Spark Continues Big Data Ascension
- By David Ramel
- February 23, 2015
Any doubts about the skyrocketing rise of Apache Spark technology in the Big Data ecosystem were put to rest at a recent conference, where it almost stole the show.
Big Data vendors large and small were trumpeting Spark-related news at the Strata + Hadoop World conference, led by Databricks Inc. -- the main commercial steward of the open source technology -- which was formed by creators of the original academic project that spawned it.
Spark is a Big Data processing engine, sometimes described as a cluster computing framework, that adds several kinds of enhancements leading to improved analytics, such as better iterative processing, in-memory primitives for speed, interactive queries, support of SQL queries and streaming, interoperability with different components and many more.
"The Spark engine runs in a variety of environments, from cloud services to Hadoop or Mesos clusters," Databricks says on its site. "It is used to perform ETL, interactive queries (SQL), advanced analytics (for example, machine learning) and streaming over large datasets in a wide range of data stores (for example, HDFS, Cassandra, HBase, S3). Spark supports a variety of popular development languages including Java, Python and Scala."
Databricks last week announced a new API to simplify Big Data analytics for some users, along with a deal with Intel Corp. to optimize real-time analytics on Intel architecture.
Coming early next month the latest Databricks Spark version 1.3, the DataFrames API is designed to simplify distributed data processing for data scientists who are used to working with single-machine tools.
"The DataFrames API, inspired by data frames in R and Python (Pandas), provides a familiar and efficient interface for data scientists that they can now run on Big Data, making large-scale computing accessible to users with experience in these languages," Databricks said in a news release. "The API builds on the Spark SQL query optimizer to automatically execute code efficiently on a cluster of machines. Finally, through Spark SQL's external data sources API, DataFrames can access a wide array of third-party data sources such as databases and NoSQL stores."
It didn't take long for follow-on support of DataFrames, as Zoomdata, a Big Data analytics and visualization company, said it added Spark DataFrames engine support
to its flagship platform in order to enhance high-scale business intelligence (BI).
In the Intel agreement, the companies will meld the Intel and Spark ecosystems. "The necessity for real-time analytics across Intel architecture is a vital piece of the Big Data puzzle to enable the extraction of prompt, actionable insights from large data sets," Databricks said.
Beyond Databricks, the Spark news last week emanated from many other vendors.
Tableau Software, the BI and data visualization specialist, announced a direct connector for Spark SQL, facilitating visualization of analytics results.
Another connector announcement was made by MemSQL
, which focuses on real-time databases for transactions and Big Data analytics. "The powerful combination of an in-memory database from MemSQL and Spark's in-memory processing framework gives enterprises immediate access to transactions, analytics, and data exploration—opening up new opportunities for revenue and improved customer experiences," the company said of the open source connector.

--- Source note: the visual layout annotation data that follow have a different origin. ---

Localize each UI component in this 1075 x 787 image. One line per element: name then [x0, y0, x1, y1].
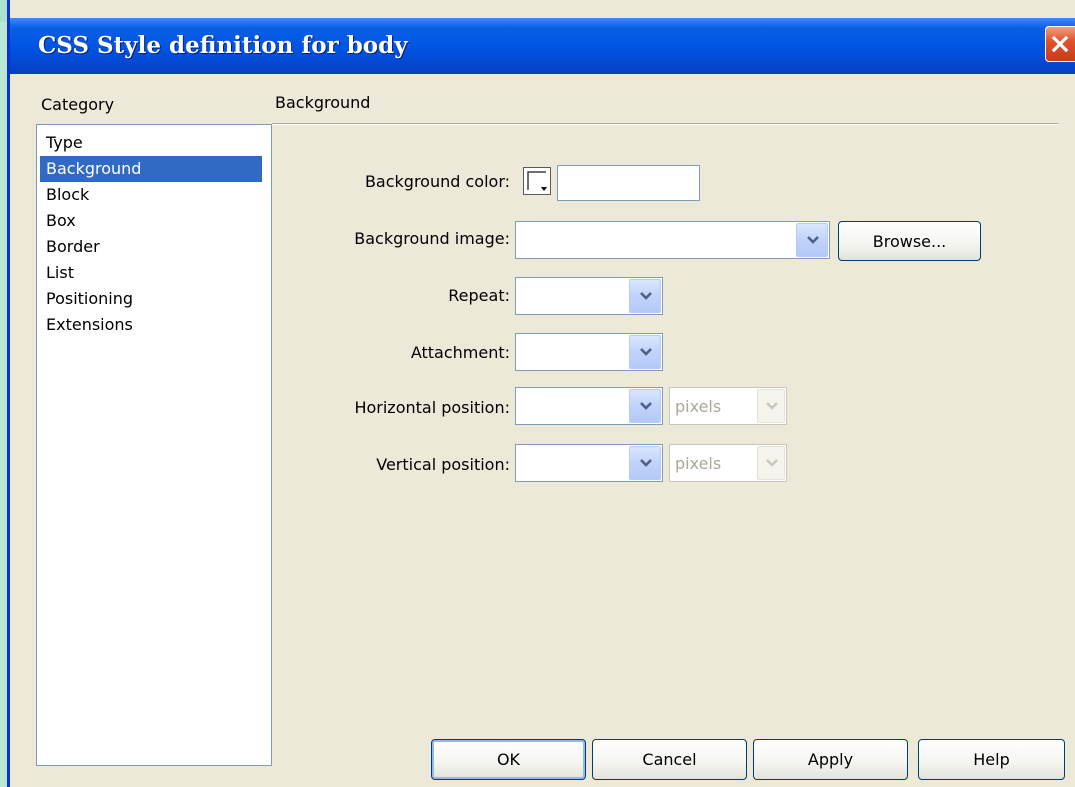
- category-item-type[interactable]: Type: [40, 130, 262, 156]
- swatch-frame-icon: [527, 171, 546, 190]
- vertical-position-combo[interactable]: [515, 444, 663, 482]
- category-list[interactable]: Type Background Block Box Border List Position…: [36, 124, 272, 766]
- category-item-block[interactable]: Block: [40, 182, 262, 208]
- window-title: CSS Style definition for body: [38, 32, 408, 59]
- repeat-label: Repeat:: [448, 286, 510, 305]
- attachment-label: Attachment:: [410, 343, 510, 362]
- category-item-extensions[interactable]: Extensions: [40, 312, 262, 338]
- category-item-box[interactable]: Box: [40, 208, 262, 234]
- category-label: Category: [41, 95, 115, 114]
- category-item-positioning[interactable]: Positioning: [40, 286, 262, 312]
- attachment-combo[interactable]: [515, 333, 663, 371]
- vertical-position-dropdown-button[interactable]: [629, 446, 661, 480]
- horizontal-unit-dropdown-button[interactable]: [757, 389, 785, 423]
- background-image-combo[interactable]: [515, 221, 830, 259]
- help-button[interactable]: Help: [918, 739, 1065, 780]
- chevron-down-icon: [766, 459, 778, 467]
- repeat-combo[interactable]: [515, 277, 663, 315]
- chevron-down-icon: [640, 402, 652, 410]
- dialog-window: CSS Style definition for body Category T…: [7, 0, 1075, 787]
- close-icon: [1051, 35, 1069, 53]
- repeat-dropdown-button[interactable]: [629, 279, 661, 313]
- apply-button[interactable]: Apply: [753, 739, 908, 780]
- background-image-dropdown-button[interactable]: [796, 223, 828, 257]
- browse-button[interactable]: Browse...: [838, 221, 981, 261]
- vertical-unit-combo[interactable]: pixels: [669, 444, 787, 482]
- color-picker-button[interactable]: [523, 167, 551, 195]
- category-item-background[interactable]: Background: [40, 156, 262, 182]
- vertical-unit-dropdown-button[interactable]: [757, 446, 785, 480]
- category-item-border[interactable]: Border: [40, 234, 262, 260]
- background-color-label: Background color:: [364, 172, 510, 191]
- chevron-down-icon: [640, 292, 652, 300]
- section-title: Background: [275, 93, 371, 112]
- chevron-down-icon: [766, 402, 778, 410]
- title-bar[interactable]: CSS Style definition for body: [10, 18, 1075, 74]
- chevron-down-icon: [807, 236, 819, 244]
- attachment-dropdown-button[interactable]: [629, 335, 661, 369]
- chevron-down-icon: [640, 459, 652, 467]
- cancel-button[interactable]: Cancel: [592, 739, 747, 780]
- horizontal-position-label: Horizontal position:: [354, 398, 510, 417]
- horizontal-position-combo[interactable]: [515, 387, 663, 425]
- horizontal-unit-combo[interactable]: pixels: [669, 387, 787, 425]
- horizontal-position-dropdown-button[interactable]: [629, 389, 661, 423]
- background-image-label: Background image:: [354, 229, 510, 248]
- section-divider: [272, 123, 1058, 125]
- vertical-position-label: Vertical position:: [376, 455, 510, 474]
- close-button[interactable]: [1045, 26, 1075, 62]
- category-item-list[interactable]: List: [40, 260, 262, 286]
- chevron-down-icon: [640, 348, 652, 356]
- background-color-input[interactable]: [557, 165, 700, 201]
- vertical-unit-value: pixels: [675, 453, 722, 473]
- horizontal-unit-value: pixels: [675, 396, 722, 416]
- ok-button[interactable]: OK: [431, 739, 586, 780]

Altiscale Inc., a Hadoop-as-a-Service (HaaS) company, announced that Spark is now available on the company's Data Cloud. "The Altiscale Data Cloud was created to provide organizations access to the only infrastructure 'purpose-built' for Hadoop, as well as the operational expertise needed to execute complex Hadoop projects," the company said.
Qubole Inc., calling itself a Big Data-as-a-Service (BDaaS) company, announced the addition of Spark to its Qubole Data Service platform, described as "a self-service platform for Big Data analytics that runs on the three major public clouds: Amazon AWS, Google Compute Engine and Microsoft Azure."
Paxata announced the Spring 2015 release of its Adaptive Data Preparation application and platform that uses Spark extensively. "The Paxata platform was built with a data management layer that persists data inside the Hadoop Distributed File System (HDFS) and a real-time columnar parallelized in-memory pipeline data prep engine powered by Intellifusion," the company said. "The data prep engine wraps Apache Spark v1.2 with additional functionality built to optimize Spark performance and responsiveness."
The flurry of Spark-related news and product releases further cements the project as the darling of the open source Big Data movement, showing a "hockey stick-like" growth in a chart measuring Spark awareness, according to a recent survey. It has been recognized as the most active Apache Software Foundation project and, indeed, most active Big Data open source project of any kind.
ADTmag.com Editor at Large John K. Waters recently wrote about enterprise development predictions for the new year in which Spark figured heavily in the estimation of Forrester Research Inc. Analyst Mike Gualtieri. Spark and the Internet of Things (IoT), he said, "will see a lot more beef behind their buzz."
"Apache Spark makes Hadoop stronger," Gualtieri continued. "Hadoop was designed for volume. Apache Spark was designed for speed. If you believe that opposites attract, then Hadoop and Spark belong together. They are both cluster computing platforms that share nodes."
David Ramel is an editor and writer for Converge360.